The author of the Die Hard actor’s big break, Moonlighting, revealed details about his illness.
Every day, Bruce Willis’ battle with frontotemporal dementia becomes more tough.
The 68-year-old Die Hard star was diagnosed with aphasia last year, but his condition later advanced to FTD, which causes personality changes, difficulty talking, mobility challenges, and less self awareness.
The actor has subsequently withdrawn from public life, with his wife Emma Heming Willis providing updates, and now his close friend and partner, Moonlighting creator Glenn Gordon Caron, has revealed more about Bruce’s current existence.
“I’ve tried very hard to stay in his life,” Glenn told The New York Post, adding, “I’m not always quite that good but I try and I do talk to him and his wife [Emma Heming Willis] and I have a casual relationship with his three older children.”
“The thing that makes [his disease] so mind-blowing is [that] if you’ve ever spent time with Bruce Willis, there is no one who had any more joie de vivre than he,” he continued, adding, “He loved life and… just adored waking up every morning and trying to live life to the fullest.”

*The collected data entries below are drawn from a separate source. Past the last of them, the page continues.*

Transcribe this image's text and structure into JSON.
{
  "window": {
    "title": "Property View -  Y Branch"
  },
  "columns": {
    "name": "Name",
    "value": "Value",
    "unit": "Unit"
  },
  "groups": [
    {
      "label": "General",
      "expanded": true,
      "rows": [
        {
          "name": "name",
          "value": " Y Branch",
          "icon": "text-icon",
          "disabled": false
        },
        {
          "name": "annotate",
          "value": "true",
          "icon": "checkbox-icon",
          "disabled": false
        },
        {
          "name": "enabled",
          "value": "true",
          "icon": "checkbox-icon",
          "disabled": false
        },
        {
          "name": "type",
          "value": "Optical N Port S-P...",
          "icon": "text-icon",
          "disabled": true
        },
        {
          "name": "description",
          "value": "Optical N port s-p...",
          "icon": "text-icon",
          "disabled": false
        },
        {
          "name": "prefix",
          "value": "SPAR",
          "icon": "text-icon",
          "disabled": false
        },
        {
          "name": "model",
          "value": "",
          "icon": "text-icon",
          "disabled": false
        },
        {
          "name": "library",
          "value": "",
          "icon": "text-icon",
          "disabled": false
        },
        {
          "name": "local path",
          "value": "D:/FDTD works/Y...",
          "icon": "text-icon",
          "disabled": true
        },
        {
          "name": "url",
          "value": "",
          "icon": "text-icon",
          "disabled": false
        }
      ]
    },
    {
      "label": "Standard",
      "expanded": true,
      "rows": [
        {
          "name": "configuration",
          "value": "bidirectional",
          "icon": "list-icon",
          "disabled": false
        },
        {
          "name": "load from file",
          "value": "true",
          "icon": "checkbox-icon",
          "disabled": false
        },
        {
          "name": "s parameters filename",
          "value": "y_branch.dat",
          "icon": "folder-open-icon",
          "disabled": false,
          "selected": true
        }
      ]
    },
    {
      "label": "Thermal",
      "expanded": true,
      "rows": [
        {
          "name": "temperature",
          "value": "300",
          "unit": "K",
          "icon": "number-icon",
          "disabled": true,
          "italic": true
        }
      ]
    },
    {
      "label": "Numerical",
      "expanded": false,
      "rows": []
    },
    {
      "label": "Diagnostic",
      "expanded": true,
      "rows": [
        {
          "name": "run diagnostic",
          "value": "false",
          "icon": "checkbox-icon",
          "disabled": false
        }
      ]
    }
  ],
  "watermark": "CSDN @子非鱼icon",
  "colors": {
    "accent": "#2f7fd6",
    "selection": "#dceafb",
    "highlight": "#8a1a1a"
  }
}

“My sense is the first one to three minutes he knows who I am,” he explained, before revealing that the actor “is not totally verbal,” and that he is “seeing life through a screen door.”

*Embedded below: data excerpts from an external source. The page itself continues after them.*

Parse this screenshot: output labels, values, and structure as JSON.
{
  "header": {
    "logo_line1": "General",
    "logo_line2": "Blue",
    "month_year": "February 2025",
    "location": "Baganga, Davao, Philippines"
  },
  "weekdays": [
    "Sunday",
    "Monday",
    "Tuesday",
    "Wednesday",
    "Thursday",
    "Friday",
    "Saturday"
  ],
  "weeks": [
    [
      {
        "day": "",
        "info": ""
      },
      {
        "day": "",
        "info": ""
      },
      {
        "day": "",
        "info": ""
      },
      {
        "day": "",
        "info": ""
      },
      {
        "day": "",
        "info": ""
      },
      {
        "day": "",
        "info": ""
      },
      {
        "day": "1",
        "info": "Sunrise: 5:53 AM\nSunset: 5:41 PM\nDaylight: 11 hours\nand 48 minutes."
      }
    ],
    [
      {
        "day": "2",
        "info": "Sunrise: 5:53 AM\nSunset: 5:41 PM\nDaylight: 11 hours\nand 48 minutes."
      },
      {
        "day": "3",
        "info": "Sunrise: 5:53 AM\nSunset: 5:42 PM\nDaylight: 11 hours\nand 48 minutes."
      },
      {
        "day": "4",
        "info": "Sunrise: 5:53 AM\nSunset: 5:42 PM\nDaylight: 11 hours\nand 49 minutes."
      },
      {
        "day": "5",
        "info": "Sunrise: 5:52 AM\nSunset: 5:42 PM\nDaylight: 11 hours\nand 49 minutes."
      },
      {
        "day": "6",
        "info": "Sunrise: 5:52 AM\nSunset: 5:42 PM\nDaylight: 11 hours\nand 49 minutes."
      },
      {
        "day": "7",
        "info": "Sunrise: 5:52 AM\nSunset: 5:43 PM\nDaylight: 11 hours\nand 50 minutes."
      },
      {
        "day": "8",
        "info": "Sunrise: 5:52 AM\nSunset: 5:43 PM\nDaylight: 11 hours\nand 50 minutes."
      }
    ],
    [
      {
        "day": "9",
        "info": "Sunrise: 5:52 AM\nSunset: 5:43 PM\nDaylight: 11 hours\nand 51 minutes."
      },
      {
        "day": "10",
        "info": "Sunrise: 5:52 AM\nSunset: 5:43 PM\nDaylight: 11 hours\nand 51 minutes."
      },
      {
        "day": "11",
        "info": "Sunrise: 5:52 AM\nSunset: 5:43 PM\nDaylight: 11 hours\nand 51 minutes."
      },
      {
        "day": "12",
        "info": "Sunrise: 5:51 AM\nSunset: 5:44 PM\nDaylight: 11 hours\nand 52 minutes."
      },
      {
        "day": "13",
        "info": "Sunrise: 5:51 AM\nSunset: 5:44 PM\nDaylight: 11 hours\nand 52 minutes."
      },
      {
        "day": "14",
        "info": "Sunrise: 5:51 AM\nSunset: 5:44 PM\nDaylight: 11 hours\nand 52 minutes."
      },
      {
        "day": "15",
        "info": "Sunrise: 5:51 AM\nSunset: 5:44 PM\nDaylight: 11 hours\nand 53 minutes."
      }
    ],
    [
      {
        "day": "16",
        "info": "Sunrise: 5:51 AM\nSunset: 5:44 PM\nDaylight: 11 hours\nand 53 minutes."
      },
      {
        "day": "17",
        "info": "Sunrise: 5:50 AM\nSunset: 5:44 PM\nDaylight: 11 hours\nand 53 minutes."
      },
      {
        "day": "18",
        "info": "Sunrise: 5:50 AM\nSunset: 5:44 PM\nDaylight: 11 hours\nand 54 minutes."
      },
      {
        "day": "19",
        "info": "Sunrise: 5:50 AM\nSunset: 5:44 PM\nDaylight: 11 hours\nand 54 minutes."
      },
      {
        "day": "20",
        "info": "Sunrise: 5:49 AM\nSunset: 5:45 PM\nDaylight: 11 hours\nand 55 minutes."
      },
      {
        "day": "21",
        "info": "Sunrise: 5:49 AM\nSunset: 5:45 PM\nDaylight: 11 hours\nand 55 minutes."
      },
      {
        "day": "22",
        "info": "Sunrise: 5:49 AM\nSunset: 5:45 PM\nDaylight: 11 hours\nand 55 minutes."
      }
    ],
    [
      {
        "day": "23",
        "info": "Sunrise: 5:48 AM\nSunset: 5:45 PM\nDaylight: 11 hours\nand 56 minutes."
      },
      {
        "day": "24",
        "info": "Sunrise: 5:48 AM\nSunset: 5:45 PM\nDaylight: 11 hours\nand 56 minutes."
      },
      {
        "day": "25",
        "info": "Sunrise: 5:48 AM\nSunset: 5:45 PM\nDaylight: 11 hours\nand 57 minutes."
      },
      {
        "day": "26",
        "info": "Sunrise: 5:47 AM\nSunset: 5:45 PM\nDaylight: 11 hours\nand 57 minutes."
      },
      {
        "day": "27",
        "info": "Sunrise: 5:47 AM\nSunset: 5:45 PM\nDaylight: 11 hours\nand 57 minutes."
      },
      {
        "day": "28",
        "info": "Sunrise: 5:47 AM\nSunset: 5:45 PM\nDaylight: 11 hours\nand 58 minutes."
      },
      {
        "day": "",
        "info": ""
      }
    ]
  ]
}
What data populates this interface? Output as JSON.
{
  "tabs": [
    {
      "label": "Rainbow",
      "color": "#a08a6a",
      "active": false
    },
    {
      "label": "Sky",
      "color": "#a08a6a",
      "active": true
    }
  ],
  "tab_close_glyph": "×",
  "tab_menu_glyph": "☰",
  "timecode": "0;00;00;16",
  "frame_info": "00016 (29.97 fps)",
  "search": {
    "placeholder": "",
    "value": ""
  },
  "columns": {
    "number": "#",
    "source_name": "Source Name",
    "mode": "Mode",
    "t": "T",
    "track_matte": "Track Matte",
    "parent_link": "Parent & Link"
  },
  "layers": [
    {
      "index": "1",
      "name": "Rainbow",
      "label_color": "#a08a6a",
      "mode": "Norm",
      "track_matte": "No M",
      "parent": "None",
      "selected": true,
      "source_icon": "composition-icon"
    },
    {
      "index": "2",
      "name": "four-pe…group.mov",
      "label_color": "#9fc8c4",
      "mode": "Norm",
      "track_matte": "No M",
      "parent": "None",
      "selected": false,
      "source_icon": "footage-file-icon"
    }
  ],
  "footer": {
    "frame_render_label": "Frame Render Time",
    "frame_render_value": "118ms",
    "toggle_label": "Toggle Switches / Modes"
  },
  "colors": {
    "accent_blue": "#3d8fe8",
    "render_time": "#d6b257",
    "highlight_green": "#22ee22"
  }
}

“He used to be a voracious reader,” noting: “He didn’t want anyone to know that,” and continued: “He’s not reading now. All those language skills are no longer available to him, and yet he’s still Bruce.”
“When you’re with him you know that he’s Bruce and you’re grateful that he’s there,” he did say, before making a heartbreaking confession: “But the joie de vivre is gone.”

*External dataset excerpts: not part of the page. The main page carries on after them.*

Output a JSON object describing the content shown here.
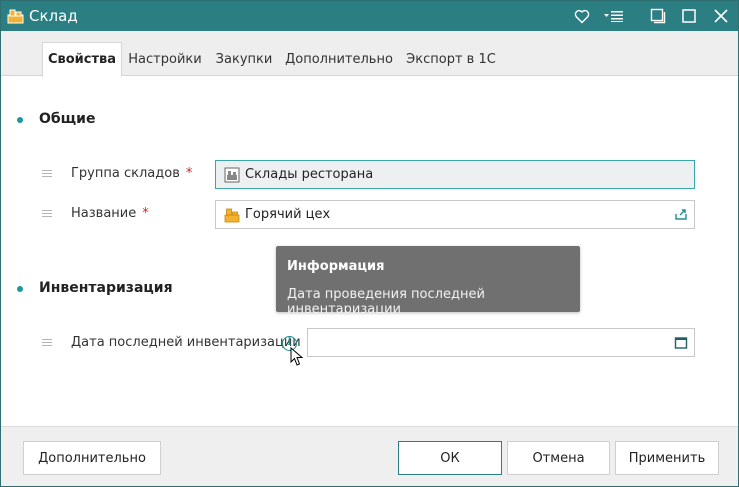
{
  "window": {
    "title": "Склад",
    "title_icon": "warehouse-icon",
    "controls": [
      "favorite-heart-icon",
      "menu-dropdown-icon",
      "restore-icon",
      "maximize-icon",
      "close-icon"
    ]
  },
  "tabs": [
    {
      "label": "Свойства",
      "active": true
    },
    {
      "label": "Настройки",
      "active": false
    },
    {
      "label": "Закупки",
      "active": false
    },
    {
      "label": "Дополнительно",
      "active": false
    },
    {
      "label": "Экспорт в 1С",
      "active": false
    }
  ],
  "sections": {
    "general": {
      "title": "Общие",
      "warehouse_group": {
        "label": "Группа складов",
        "required_mark": "*",
        "value": "Склады ресторана"
      },
      "name": {
        "label": "Название",
        "required_mark": "*",
        "value": "Горячий цех"
      }
    },
    "inventory": {
      "title": "Инвентаризация",
      "last_inventory_date": {
        "label": "Дата последней инвентаризации",
        "value": ""
      }
    }
  },
  "tooltip": {
    "title": "Информация",
    "body": "Дата проведения последней инвентаризации"
  },
  "footer": {
    "more_label": "Дополнительно",
    "ok_label": "ОК",
    "cancel_label": "Отмена",
    "apply_label": "Применить"
  },
  "colors": {
    "titlebar": "#2b7f83",
    "accent": "#1a9a9e",
    "required": "#d6202a",
    "tooltip_bg": "#707070"
  }
}
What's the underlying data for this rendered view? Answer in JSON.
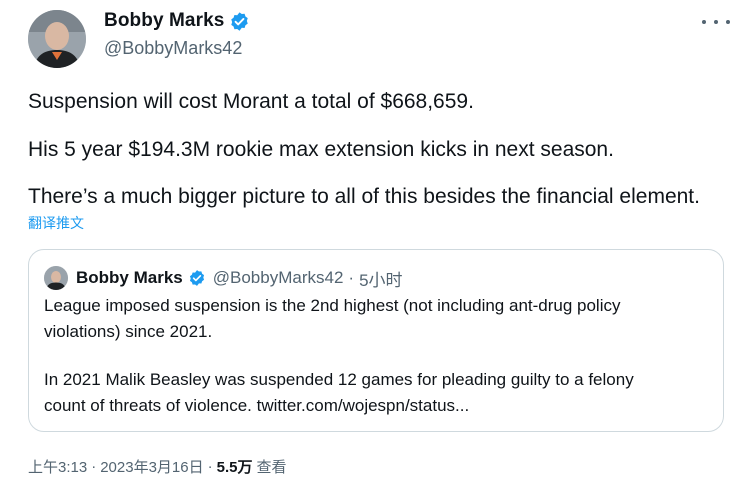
{
  "author": {
    "name": "Bobby Marks",
    "handle": "@BobbyMarks42"
  },
  "tweet": {
    "lines": [
      "Suspension will cost Morant a total of $668,659.",
      "His 5 year $194.3M rookie max extension kicks in next season.",
      "There’s a much bigger picture to all of this besides the financial element."
    ],
    "translate_label": "翻译推文"
  },
  "quoted_tweet": {
    "name": "Bobby Marks",
    "handle": "@BobbyMarks42",
    "separator": "·",
    "time": "5小时",
    "lines": [
      "League imposed suspension is the 2nd highest (not including ant-drug policy",
      "violations) since 2021.",
      "In 2021 Malik Beasley was suspended 12 games for pleading guilty to a felony",
      "count of threats of violence. twitter.com/wojespn/status..."
    ]
  },
  "meta": {
    "time": "上午3:13",
    "separator": "·",
    "date": "2023年3月16日",
    "views": "5.5万",
    "views_label": "查看"
  },
  "colors": {
    "accent": "#1d9bf0",
    "secondary_text": "#536471",
    "border": "#cfd9de"
  },
  "icons": [
    "verified-badge-icon",
    "more-options-icon"
  ]
}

Glenn’s 1980s show Moonlighting, in which Bruce starred as detective David Addison opposite Cybill Shepherd as Maddie Hayes, was the star’s big break, and his wife Emma recently celebrated that the ABC comedy drama is making its streaming debut on Hulu this week.
“I know he’s really happy that the show is going to be available for people, even though he can’t tell me that,” Glenn also told the Post, adding: “When I got to spend time with him we talked about it and I know he’s excited.
“The process [to get Moonlighting on Hulu] has taken quite a while and Bruce’s disease is a progressive disease, so I was able to communicate with him, before the disease rendered him as incommunicative as he is now, about hoping to get the show back in front of people,” he further said.